Court documents leaked to The Guardian newspaper last week paint a vivid picture of the brazen way elected officials-in this case Wisconsin Governor Scott Walker-solicit big checks from CEOs, hedge fund managers and other corporate donors for non-disclosing tax-exempt groups that help them politically. The Guardian obtained 1,500 pages of sealed documents from an investigation into whether Walker coordinated with the Wisconsin Club for Growth, a "social welfare" group that helped Walker beat back a recall campaign in 2011 and 2012. Such coordination is expressly forbidden by law.
"Get on a plane to Vegas and sit down with Sheldon Adelson. Ask for $1 million now," wrote one fundraising consultant to Walker. The email also urged the governor to "create a list of legislation that passed and benefits whom." Walker complied, meeting with corporate donors around the country and pulling in millions for the Wisconsin Club for Growth, including $15,000 from now-GOP presidential nominee Donald Trump. "I got $1 million from John Menard today," wrote Walker in one email, referring to the billionaire owner of a home improvement store chain.

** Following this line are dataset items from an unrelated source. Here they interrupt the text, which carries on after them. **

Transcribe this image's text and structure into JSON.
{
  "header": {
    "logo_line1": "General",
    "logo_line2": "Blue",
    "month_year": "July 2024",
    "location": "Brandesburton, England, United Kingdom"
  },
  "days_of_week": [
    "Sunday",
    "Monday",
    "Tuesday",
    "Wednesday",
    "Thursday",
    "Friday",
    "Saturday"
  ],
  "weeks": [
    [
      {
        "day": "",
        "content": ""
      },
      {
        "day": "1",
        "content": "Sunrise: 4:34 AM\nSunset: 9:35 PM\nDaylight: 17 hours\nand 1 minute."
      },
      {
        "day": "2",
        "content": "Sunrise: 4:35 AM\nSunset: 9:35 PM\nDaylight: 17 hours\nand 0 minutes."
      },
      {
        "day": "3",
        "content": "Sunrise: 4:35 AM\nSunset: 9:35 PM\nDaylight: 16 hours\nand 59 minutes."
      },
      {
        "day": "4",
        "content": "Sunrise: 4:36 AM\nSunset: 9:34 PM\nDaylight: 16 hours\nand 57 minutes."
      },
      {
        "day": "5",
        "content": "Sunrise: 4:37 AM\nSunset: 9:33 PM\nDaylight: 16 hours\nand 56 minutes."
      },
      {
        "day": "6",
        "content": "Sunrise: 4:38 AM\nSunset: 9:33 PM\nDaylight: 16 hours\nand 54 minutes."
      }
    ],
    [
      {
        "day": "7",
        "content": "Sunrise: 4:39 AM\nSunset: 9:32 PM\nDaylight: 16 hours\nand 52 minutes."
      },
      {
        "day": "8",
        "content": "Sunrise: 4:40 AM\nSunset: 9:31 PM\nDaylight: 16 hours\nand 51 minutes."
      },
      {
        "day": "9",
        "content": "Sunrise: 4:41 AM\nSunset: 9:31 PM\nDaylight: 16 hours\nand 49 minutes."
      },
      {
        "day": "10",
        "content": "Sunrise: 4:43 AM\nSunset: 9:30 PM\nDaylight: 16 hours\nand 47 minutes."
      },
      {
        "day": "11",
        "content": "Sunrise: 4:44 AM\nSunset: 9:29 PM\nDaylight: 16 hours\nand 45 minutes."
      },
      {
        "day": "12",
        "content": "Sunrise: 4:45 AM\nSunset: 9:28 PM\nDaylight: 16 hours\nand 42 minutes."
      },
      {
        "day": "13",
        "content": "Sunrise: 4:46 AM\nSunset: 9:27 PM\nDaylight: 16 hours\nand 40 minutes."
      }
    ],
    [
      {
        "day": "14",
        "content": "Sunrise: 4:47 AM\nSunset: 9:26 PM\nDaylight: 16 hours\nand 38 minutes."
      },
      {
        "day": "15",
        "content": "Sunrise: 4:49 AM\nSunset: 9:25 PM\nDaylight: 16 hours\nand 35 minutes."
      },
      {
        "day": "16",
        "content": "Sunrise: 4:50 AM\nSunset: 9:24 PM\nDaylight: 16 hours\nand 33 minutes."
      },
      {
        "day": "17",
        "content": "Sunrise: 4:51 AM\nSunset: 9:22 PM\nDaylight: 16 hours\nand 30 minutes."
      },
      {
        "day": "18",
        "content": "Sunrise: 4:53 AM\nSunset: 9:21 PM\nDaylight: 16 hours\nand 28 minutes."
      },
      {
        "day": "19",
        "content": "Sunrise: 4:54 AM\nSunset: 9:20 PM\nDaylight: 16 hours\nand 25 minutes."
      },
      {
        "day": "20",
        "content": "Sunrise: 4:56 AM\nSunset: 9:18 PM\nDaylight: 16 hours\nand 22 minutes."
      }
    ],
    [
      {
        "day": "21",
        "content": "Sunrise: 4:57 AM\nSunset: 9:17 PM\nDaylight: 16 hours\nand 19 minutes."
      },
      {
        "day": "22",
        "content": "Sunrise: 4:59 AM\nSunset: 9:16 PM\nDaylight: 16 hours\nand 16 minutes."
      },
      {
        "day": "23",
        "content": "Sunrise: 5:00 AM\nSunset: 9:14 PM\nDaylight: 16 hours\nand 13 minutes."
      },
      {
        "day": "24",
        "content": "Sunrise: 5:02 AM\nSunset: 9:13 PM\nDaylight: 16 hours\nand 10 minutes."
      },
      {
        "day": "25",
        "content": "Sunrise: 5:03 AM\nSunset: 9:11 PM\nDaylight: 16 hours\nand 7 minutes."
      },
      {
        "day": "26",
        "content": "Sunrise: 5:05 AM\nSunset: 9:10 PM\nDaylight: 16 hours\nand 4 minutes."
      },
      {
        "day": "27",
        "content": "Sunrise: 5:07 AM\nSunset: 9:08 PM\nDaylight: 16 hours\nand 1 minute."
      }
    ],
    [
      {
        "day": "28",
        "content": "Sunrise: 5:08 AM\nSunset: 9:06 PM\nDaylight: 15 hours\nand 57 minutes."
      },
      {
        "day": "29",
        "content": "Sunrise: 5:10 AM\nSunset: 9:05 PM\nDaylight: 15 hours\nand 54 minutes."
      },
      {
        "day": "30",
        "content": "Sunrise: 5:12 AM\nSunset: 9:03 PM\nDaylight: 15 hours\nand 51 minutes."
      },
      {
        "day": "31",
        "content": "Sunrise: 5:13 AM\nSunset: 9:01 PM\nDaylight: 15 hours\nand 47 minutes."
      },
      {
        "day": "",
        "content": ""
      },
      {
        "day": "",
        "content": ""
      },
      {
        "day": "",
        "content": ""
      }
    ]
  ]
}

One $10,000 donor wrote on his check to the Wisconsin Club for Growth: "Because Scott Walker asked."
The Wisconsin Supreme Court last year ended the probe, known as the "John Doe" investigation, and ordered prosecutors to "permanently destroy" all materials they had collected. It's not known how The Guardian obtained them. Prosecutors have appealed their case to the Supreme Court, in part on the grounds that two state Supreme Court Justices who had received backing from the Wisconsin Club for Growth and another tax-exempt group named in the probe should have recused themselves.
Now stalemated 4-4 due to the death of Justice Antonin Scalia, the Supreme Court may be reluctant to weigh in.
But the court is poised for a new majority following the election, possibly a liberal one. And there's some evidence that lower courts may be looking at secretive political spending with a more critical eye. This week a federal judge ordered the Federal Election Commission to revisit its decision not to investigate alleged campaign-finance violations by two big-spending conservative tax-exempt groups between 2009 and 2011.
"It blinks reality to conclude that many of the ads considered by the Commissioners in this case were not designed to influence the election or defeat of a particular candidate in an ongoing race," wrote U.S. District Court Judge Christopher R. Cooper in the ruling. The case stemmed from a complaint by the watchdog group Citizens for Responsibility and Ethics in Washington (CREW) against two conservative social welfare groups, the American Action Network and Americans for Job Security. The groups spent millions on ads that Republican appointees to the FEC said promoted issues, but that the district court said were patently political.
CREW Executive Director Noah Bookbinder called the ruling a "huge victory."
"I don't have any illusions that this will turn the ship around in one fell swoop," Bookbinder told The American Prospect. "But it may well be something that can jump start [efforts] to establish a real enforcement scheme that prevents the abuse of nonprofits."